On the other hand, Conrad’s alarmism was a minority position among Austria’s soldiers in the first half of 1914. The general staff as a body put little credence in talk of war with Russia. Alertness was desirable; fear was grist for Russia’s mill. The war minister suggested that Russia’s vast practice mobilizations and similar saber-rattlings were designed to do no more than encourage Austria to waste her limited resources in equivalent efforts. This mind-set may have represented a self-conscious distancing from the current trends in Germany. It persisted, however, well after Franz Ferdinand’s assassination.

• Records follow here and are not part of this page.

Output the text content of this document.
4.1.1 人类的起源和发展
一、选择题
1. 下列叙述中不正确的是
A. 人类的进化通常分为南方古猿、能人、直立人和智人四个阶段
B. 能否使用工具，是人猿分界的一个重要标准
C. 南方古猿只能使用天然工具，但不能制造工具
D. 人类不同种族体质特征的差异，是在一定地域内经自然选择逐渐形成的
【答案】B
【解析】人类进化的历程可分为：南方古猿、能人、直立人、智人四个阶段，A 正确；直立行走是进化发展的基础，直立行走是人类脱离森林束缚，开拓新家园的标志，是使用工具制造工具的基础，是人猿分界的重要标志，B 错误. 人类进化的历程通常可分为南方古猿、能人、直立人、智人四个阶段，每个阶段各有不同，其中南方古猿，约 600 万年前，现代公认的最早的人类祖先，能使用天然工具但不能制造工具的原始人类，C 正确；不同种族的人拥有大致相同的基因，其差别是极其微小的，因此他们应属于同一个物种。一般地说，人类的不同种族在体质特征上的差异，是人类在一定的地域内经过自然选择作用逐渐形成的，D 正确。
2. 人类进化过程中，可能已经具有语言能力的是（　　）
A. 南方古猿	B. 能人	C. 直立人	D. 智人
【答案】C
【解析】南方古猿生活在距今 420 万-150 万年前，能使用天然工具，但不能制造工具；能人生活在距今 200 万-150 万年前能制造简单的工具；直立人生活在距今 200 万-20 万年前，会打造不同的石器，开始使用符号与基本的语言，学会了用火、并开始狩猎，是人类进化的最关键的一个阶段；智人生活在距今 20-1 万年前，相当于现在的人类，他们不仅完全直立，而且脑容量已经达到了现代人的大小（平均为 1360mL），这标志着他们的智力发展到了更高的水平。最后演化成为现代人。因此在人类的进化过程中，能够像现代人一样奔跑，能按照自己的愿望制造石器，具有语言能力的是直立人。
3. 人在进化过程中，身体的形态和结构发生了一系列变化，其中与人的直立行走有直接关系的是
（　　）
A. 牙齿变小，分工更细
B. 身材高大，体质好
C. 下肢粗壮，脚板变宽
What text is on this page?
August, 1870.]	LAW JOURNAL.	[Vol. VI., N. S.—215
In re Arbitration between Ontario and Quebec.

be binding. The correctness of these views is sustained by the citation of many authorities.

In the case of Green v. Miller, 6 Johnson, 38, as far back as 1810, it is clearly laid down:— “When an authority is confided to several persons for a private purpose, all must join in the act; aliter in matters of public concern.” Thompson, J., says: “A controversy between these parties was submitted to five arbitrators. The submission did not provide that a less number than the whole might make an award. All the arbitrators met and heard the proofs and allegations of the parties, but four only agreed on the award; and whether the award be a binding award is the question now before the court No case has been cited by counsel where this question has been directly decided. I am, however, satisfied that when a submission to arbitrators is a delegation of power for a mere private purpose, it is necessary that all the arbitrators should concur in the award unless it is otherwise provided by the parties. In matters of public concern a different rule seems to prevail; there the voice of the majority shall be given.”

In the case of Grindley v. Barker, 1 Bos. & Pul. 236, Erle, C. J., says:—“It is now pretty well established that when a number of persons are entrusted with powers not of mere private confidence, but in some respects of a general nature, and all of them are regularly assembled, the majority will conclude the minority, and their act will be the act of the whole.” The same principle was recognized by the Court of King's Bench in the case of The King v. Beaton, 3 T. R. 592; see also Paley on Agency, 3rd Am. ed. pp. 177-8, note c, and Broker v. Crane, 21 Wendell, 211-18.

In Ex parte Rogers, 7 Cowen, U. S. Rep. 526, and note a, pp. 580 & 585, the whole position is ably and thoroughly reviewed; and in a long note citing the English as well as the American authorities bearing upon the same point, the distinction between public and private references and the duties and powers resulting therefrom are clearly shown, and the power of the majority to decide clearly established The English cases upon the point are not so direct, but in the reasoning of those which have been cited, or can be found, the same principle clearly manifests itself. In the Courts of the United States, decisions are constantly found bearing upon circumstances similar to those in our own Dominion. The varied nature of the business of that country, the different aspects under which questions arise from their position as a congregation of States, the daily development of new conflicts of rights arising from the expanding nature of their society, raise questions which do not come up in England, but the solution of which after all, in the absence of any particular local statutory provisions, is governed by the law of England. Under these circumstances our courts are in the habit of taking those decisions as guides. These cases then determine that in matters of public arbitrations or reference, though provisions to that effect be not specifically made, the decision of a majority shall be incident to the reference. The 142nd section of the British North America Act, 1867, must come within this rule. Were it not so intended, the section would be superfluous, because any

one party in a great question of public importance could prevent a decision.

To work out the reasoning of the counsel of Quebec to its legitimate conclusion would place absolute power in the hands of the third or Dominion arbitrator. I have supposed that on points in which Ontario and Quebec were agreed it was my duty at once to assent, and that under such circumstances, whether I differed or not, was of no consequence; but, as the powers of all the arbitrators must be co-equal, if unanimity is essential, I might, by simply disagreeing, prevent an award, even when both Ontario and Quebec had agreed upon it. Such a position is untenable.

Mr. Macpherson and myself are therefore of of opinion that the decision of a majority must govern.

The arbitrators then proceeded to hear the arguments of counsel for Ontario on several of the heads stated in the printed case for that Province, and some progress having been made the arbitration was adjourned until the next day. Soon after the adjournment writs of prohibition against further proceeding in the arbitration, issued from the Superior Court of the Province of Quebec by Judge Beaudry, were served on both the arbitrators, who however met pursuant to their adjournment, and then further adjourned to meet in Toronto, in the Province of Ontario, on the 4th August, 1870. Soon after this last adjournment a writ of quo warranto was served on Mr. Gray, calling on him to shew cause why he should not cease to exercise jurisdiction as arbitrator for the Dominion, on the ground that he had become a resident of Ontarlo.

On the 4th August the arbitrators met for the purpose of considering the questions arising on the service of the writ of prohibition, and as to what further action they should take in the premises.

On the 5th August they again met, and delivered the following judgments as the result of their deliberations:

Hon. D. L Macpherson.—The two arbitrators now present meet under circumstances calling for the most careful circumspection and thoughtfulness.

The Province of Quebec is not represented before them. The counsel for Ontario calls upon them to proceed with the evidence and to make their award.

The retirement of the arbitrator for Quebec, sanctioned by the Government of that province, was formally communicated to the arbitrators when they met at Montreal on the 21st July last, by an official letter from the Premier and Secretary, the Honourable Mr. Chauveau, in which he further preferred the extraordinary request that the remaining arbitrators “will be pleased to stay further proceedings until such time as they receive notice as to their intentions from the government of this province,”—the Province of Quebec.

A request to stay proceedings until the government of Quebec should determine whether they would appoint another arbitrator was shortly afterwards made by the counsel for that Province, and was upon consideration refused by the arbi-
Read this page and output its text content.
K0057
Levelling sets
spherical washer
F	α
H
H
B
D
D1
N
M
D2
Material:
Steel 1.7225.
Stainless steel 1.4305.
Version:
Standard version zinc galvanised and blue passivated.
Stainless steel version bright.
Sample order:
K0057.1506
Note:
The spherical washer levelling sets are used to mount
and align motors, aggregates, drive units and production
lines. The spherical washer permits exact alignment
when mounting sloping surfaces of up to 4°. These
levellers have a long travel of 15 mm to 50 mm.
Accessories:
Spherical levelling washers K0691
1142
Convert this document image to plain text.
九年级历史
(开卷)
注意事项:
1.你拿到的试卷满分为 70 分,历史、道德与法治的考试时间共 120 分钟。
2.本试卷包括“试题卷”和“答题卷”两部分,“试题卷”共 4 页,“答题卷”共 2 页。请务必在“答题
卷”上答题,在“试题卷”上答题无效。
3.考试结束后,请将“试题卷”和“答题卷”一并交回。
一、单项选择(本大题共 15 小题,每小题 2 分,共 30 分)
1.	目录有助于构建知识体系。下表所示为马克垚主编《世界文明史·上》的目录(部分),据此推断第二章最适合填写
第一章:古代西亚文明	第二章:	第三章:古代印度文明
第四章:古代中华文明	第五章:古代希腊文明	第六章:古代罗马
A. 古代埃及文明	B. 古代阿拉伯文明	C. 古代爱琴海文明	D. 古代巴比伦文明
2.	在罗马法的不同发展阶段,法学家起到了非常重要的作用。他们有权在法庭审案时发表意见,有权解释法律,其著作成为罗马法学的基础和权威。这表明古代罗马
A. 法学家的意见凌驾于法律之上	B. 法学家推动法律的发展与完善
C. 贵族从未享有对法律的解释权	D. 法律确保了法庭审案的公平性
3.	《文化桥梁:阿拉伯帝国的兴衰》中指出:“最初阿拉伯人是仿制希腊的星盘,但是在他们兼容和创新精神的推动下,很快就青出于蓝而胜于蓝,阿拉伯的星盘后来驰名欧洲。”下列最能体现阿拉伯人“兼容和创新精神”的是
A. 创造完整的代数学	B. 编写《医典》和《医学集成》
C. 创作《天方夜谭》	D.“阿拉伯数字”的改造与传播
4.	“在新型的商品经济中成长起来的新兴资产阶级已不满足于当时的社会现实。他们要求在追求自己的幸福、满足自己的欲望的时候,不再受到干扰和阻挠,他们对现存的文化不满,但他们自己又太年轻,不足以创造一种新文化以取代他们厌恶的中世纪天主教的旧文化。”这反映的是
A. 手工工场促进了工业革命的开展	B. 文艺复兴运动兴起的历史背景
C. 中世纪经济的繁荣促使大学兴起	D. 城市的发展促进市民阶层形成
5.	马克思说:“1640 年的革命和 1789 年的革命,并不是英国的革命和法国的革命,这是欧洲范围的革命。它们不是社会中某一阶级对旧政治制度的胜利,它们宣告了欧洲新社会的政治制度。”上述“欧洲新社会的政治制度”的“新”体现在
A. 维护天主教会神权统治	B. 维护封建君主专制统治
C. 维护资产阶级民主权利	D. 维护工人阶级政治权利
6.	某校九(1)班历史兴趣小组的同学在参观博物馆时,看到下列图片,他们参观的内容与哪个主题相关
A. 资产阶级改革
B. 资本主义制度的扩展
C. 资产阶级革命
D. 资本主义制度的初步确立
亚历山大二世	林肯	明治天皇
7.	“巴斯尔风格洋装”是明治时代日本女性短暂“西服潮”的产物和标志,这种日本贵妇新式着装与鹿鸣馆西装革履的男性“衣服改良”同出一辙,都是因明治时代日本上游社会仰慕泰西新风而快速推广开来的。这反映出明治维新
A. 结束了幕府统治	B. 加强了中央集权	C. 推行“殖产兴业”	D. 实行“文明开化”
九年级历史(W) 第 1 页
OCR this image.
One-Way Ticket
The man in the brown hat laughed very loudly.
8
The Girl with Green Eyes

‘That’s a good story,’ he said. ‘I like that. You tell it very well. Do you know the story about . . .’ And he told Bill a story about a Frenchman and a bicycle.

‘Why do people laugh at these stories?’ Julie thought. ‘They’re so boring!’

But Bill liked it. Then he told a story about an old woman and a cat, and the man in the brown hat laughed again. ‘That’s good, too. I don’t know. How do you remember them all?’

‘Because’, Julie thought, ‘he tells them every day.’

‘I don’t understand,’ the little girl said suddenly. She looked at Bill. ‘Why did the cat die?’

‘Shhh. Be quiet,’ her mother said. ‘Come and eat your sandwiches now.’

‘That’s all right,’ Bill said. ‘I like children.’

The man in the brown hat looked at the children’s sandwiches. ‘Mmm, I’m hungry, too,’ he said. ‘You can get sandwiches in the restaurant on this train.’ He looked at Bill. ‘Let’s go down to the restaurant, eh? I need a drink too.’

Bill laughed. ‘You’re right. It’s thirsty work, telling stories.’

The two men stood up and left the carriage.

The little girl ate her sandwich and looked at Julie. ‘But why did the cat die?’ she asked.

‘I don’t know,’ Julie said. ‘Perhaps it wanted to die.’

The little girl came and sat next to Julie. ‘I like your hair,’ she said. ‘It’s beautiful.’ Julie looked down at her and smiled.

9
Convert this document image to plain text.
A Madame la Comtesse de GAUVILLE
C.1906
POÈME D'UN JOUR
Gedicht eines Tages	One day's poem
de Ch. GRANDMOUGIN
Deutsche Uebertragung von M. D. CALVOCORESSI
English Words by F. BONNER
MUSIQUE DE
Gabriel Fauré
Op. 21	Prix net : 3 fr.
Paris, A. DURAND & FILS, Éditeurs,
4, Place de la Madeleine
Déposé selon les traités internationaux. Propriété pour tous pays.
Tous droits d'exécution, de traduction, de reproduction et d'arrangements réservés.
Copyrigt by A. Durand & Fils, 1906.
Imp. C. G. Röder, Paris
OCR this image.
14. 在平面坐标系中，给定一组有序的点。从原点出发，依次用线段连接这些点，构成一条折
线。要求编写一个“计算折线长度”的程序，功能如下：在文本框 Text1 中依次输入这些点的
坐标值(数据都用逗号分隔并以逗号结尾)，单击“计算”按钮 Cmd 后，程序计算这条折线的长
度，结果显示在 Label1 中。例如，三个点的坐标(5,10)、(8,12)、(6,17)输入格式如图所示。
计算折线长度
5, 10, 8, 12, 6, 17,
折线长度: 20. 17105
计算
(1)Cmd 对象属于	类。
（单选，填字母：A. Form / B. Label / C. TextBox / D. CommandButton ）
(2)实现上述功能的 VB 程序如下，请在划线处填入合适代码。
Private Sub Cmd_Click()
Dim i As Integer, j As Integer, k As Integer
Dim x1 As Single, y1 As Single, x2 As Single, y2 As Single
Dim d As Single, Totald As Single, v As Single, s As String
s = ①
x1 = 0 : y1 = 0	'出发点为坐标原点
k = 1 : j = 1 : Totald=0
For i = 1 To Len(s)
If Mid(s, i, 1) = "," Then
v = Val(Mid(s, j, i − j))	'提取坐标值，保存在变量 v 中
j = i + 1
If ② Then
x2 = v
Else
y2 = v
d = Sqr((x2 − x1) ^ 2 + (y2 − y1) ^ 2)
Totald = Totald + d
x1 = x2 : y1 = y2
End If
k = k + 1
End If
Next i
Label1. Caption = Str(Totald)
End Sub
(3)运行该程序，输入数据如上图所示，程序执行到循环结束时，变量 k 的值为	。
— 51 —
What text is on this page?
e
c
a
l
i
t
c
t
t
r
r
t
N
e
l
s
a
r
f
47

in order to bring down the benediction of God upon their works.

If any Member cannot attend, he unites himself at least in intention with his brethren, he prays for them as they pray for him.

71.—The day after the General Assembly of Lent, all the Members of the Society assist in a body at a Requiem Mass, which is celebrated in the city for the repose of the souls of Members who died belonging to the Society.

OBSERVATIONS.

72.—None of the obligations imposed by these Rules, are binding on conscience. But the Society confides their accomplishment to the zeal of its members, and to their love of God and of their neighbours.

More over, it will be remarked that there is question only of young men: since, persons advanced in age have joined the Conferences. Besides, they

The German military attaché in Vienna reported as late as July 13 that his Austrian colleagues believed there was a fifty-fifty chance Russia would remain neutral in the face of military initiatives against Serbia.45
Whatever the soldiers’ opinions, in the aftermath of Sarajevo the Austrian foreign office had no doubt that a direct Austro-Serbian confrontation would pose a significant challenge to Russia. An Austrian success would be more than an object lesson to the rest of the Balkan states. It would diminish Russia’s diplomatic position in the region for years to come. Austria’s insouciant unconcern for the possibility of Russian intervention in the July Crisis, has been interpreted as a reaction to German pressures and as a response to German guarantees of support too often absent in the recent history of the Dual Alliance. It has been presented as a failure of crisis management, as a psychological response to a “catalytic situation,” and as a failure of judgment and imagination.46 An alternate hypothesis involves Austria’s recognition that Serbia was more than a stalking horse for Russian ambitions in the Near East. Russia at her most assertive still had general interests to defend and a general position to threaten. Serbia’s focus was local. A regional power prepared to risk all to gain all can achieve much against a far stronger rival whose behavior is constrained by a broader spectrum of pressure points. And Vienna’s decision makers were increasingly convinced that whatever might be her policies at a given moment, Serbia ultimately had no interest in a peaceful solution to the Balkan question.